Tercera parte
1936

A principios de 1936 descubrí en mi fuero interno un gran deseo que ya no podía reprimir: quería una máquina de escribir.

A menudo había visto máquinas de escribir, aunque siempre en oficinas comerciales, es decir fuera de mi mundo. Habría sido lo mismo que verlas en los escaparates de una joyería.

La vez que estuve más cerca de una máquina de escribir fue en 1928, cuando mi padre compró la segunda tienda de golosinas. Nos mudamos a la vivienda que había sobre la tienda y convivimos varios días con los propietarios anteriores, hasta que éstos se mudaron a su vez.

En el piso había una máquina de escribir. En aquel entonces yo tenía ocho años, aún no había descubierto la ciencia-ficción y, por tanto, no soñaba con escribir. Sin embargo, se estableció una extraña atracción entre ella y yo, una especie de inexpresado amor a primera vista. Recuerdo que la tocaba, la miraba con curiosidad, pulsaba a medias las teclas, me preguntaba cómo funcionaría y esperaba que, de algún modo, quedase allí olvidada cuando se mudaran los anteriores propietarios.

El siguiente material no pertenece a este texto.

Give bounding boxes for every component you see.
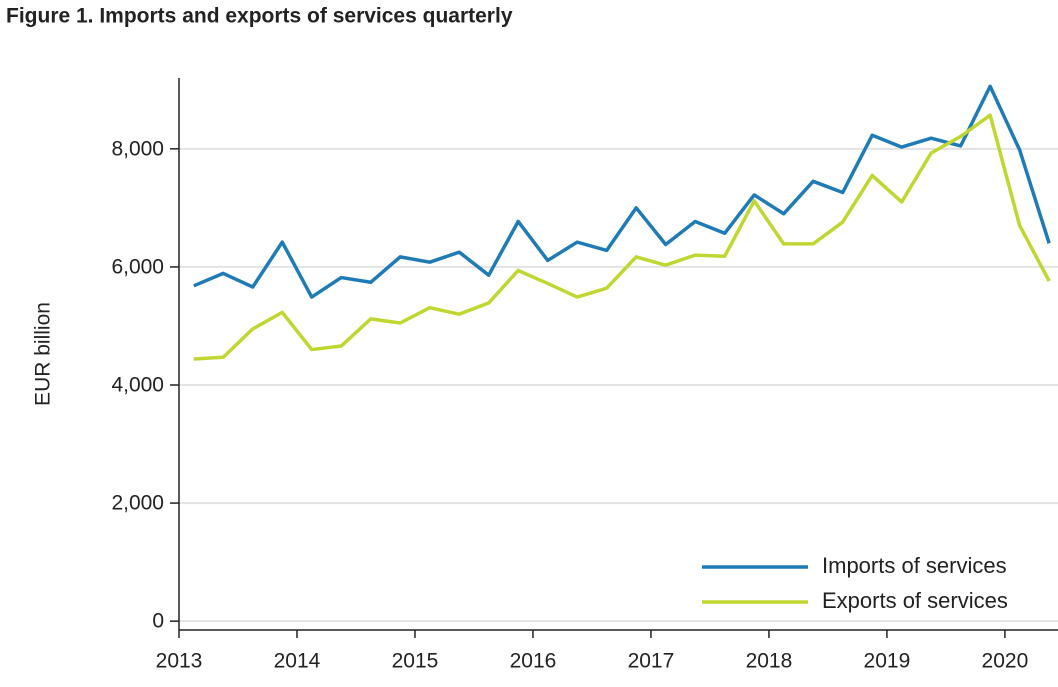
x-tick-label: 2020 (982, 650, 1029, 673)
legend-label: Exports of services (822, 588, 1008, 613)
x-tick-label: 2019 (864, 650, 911, 673)
x-tick-label: 2015 (392, 650, 439, 673)
y-tick-label: 0 (152, 610, 164, 633)
y-tick-label: 4,000 (111, 374, 164, 397)
x-tick-label: 2017 (628, 650, 675, 673)
legend-label: Imports of services (822, 553, 1007, 578)
y-tick-label: 8,000 (111, 137, 164, 160)
y-tick-label: 2,000 (111, 492, 164, 515)
data-line (193, 84, 1051, 299)
x-tick-label: 2013 (156, 650, 203, 673)
y-tick-label: 6,000 (111, 255, 164, 278)
x-tick-label: 2014 (274, 650, 321, 673)
chart-title: Figure 1. Imports and exports of service… (6, 5, 513, 28)
data-line (193, 113, 1051, 361)
x-tick-label: 2016 (510, 650, 557, 673)
y-axis-label: EUR billion (32, 302, 55, 406)
x-tick-label: 2018 (746, 650, 793, 673)
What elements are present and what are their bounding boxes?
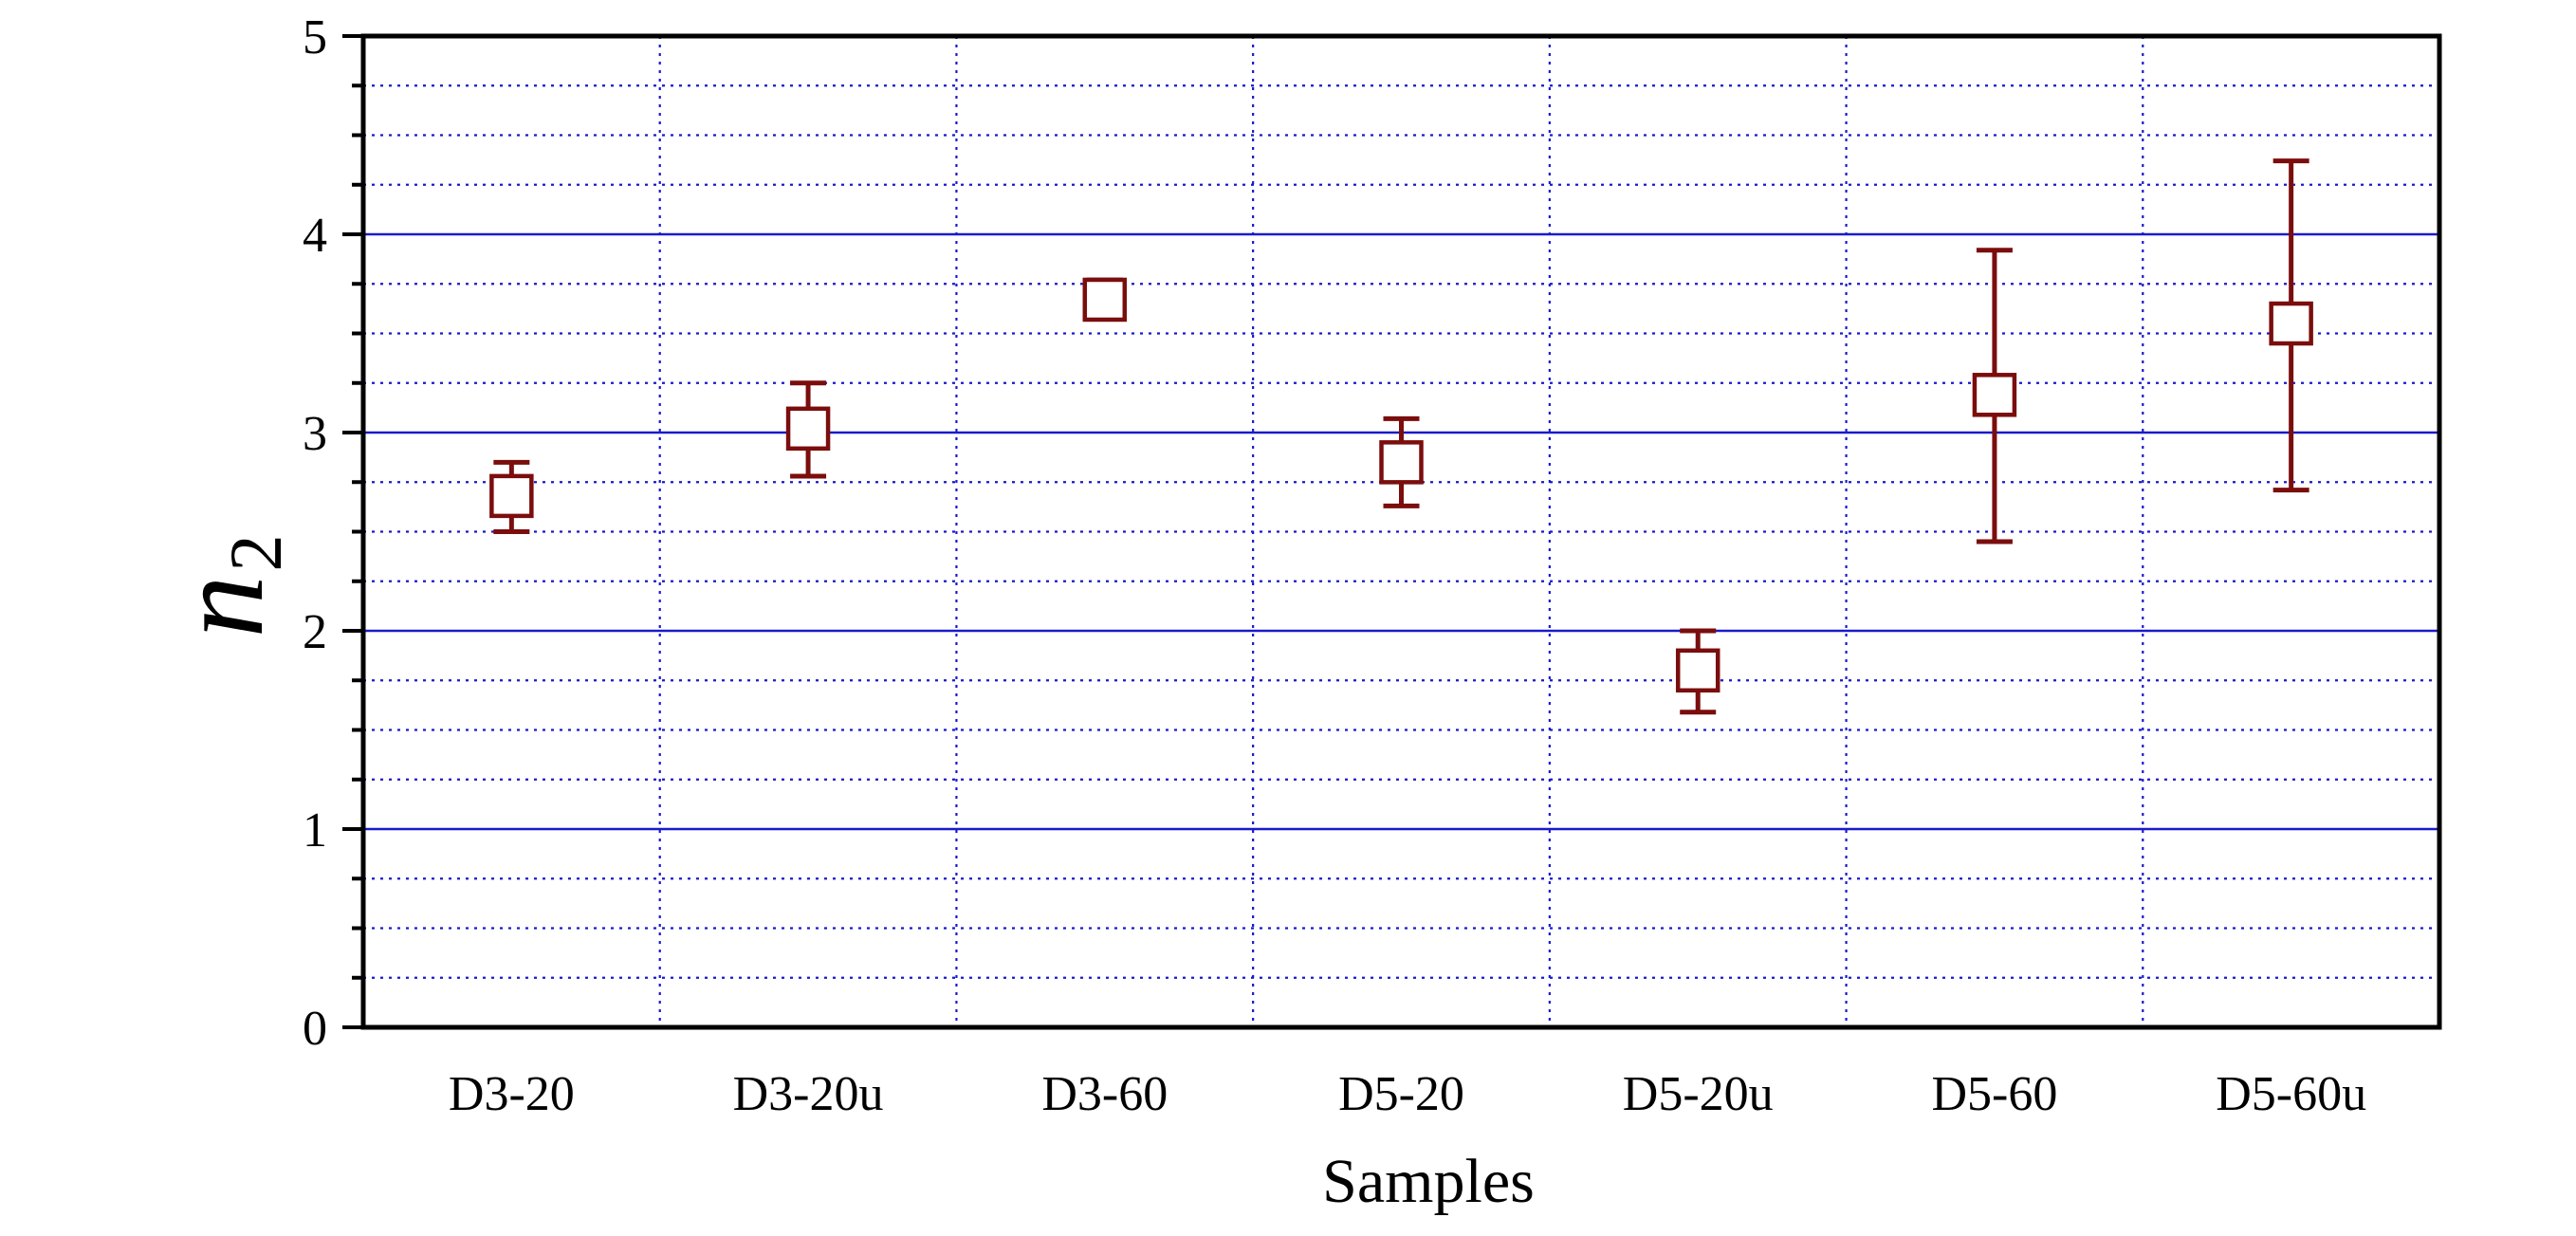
- y-tick-label: 2: [303, 605, 327, 659]
- grid-layer: [363, 36, 2439, 1027]
- label-layer: Samples n2: [150, 535, 1535, 1217]
- x-category-label: D5-20u: [1623, 1067, 1774, 1121]
- data-point-marker: [1972, 373, 2017, 417]
- y-tick-label: 5: [303, 10, 327, 65]
- y-tick-label: 0: [303, 1002, 327, 1056]
- x-category-label: D3-60: [1041, 1067, 1168, 1121]
- x-category-label: D3-20u: [733, 1067, 884, 1121]
- axis-layer: 0 1 2 3 4 5 D3-20 D3-20u D3-60 D5-20 D5-20u D5-60 D5…: [303, 10, 2442, 1121]
- y-tick-label: 1: [303, 803, 327, 858]
- data-point-marker: [1379, 440, 1424, 485]
- y-tick-label: 3: [303, 407, 327, 461]
- y-axis-title-subscript: 2: [214, 535, 297, 572]
- data-layer: [489, 158, 2313, 715]
- y-axis-title-main: n: [150, 576, 289, 638]
- data-point-marker: [489, 473, 534, 519]
- x-category-label: D5-60: [1931, 1067, 2057, 1121]
- y-tick-label: 4: [303, 209, 327, 263]
- data-point-marker: [785, 406, 831, 452]
- x-category-label: D5-60u: [2216, 1067, 2366, 1121]
- y-axis-title: n2: [150, 535, 297, 638]
- x-category-label: D5-20: [1338, 1067, 1464, 1121]
- x-category-label: D3-20: [449, 1067, 575, 1121]
- x-axis-title: Samples: [1322, 1147, 1535, 1216]
- data-point-marker: [1082, 277, 1128, 323]
- data-point-marker: [1675, 648, 1720, 693]
- data-point-marker: [2269, 301, 2313, 346]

No fue así. Se la llevaron.

Naturalmente, no cabía ni pensar en que nosotros pudiéramos conseguir una. Por ello escribí The Greenville Chums at College a lápiz, y durante los cinco años siguientes no conseguí nada mejor que una estilográfica.

Pero en 1936 supe que necesitaba una máquina de escribir. Sencillamente, era demasiado molesto escribir a mano y yo quería hacer trabajos serios en el campo literario. Mi mejor argumento, naturalmente, sería que al haber ingresado en el Colegio universitario, tendría que escribir ejercicios y apuntes, para lo cual hacía falta una máquina de escribir. Armado con este argumento, me enfrenté a mi padre.